Aanvankelijk is door mij het standpunt ingenomen dat in dezen sprake is van één prestatie,
te weten de levering van onroerend goed. De voor het melkquotum betaalde vergoeding
vormde naar mijn oordeel slechts één van de factoren voor de bepalingen van de prijs
die de koper voor de desbetreffende grond wenste te betalen. Ter zake van deze levering
ingevolge artikel 27, lid 1, letter c, onderscheidenlijk artikel 11, lid 1, letter
a, van de Wet op de omzetbelasting 1968 (in beginsel) geen omzetbelasting verschuldigd.
De Beschikking superheffing 1985 (Stcrt. 1984, 79), waarin onder meer regels inzake
de melkquota zijn neergelegd, is bij de Beschikking van 5 september 1986, nr. J6098
(Stcrt. 1986, 171) met ingang van 6 september 1986 evenwel zodanig gewijzigd, dat
vanaf die datum het standpunt dient te worden ingenomen dat in dezen sprake is van
twee prestaties, te weten de levering van onroerend goed en het verrichten van een
dienst. Voor wat betreft de levering is, gelijk als vóór 6 september 1986, (in beginsel)
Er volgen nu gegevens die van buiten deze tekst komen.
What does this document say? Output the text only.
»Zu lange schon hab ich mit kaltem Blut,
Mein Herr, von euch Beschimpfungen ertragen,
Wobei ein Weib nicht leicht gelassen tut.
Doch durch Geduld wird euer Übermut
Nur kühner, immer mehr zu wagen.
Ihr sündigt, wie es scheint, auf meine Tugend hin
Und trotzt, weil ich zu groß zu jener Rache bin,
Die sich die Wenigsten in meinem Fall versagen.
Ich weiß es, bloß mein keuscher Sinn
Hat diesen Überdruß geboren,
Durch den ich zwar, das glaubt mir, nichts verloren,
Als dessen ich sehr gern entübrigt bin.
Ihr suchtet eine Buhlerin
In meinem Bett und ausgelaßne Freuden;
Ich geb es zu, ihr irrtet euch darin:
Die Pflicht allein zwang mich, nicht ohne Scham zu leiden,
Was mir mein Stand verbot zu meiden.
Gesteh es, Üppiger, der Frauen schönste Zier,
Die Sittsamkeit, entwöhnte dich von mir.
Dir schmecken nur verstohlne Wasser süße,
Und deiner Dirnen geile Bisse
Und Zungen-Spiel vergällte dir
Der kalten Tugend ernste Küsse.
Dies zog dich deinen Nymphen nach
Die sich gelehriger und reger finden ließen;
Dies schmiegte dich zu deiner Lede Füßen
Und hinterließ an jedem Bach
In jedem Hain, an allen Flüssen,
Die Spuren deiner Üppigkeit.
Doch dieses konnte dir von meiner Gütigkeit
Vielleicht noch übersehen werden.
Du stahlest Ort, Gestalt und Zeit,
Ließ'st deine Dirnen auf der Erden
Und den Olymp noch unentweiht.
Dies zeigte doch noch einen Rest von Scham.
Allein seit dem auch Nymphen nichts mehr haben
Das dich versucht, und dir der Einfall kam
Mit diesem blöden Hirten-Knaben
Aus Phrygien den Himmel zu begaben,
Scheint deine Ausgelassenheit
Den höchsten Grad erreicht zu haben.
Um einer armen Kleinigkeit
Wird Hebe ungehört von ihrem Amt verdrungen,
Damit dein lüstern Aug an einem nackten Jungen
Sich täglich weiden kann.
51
geen omzetbelasting verschuldigd. Ter zake van de dienst – de overdracht van het melkquotum
– is daarentegen in beginsel wel omzetbelasting verschuldigd. Gelet evenwel op hetgeen
hiervoor onder A, punten 2 en 3, is overwogen, ontmoet het bij mij geen bezwaar dat
in dezen heffing van omzetbelasting achterwege blijft ten aanzien van de overdracht
van een melkquotum door een landbouwer die ingevolge artikel 27, lid 1, van de Wet
op de omzetbelasting 1968 geen belasting is verschuldigd ter zake van de in die wetsbepaling
bedoelde prestaties. Wordt een melkquotum evenwel door een op normale wijze in de
heffing betrokken landbouwer overgedragen, dan zal ter zake heffing van omzetbelasting
dienen plaats te vinden en wel naar het algemene tarief.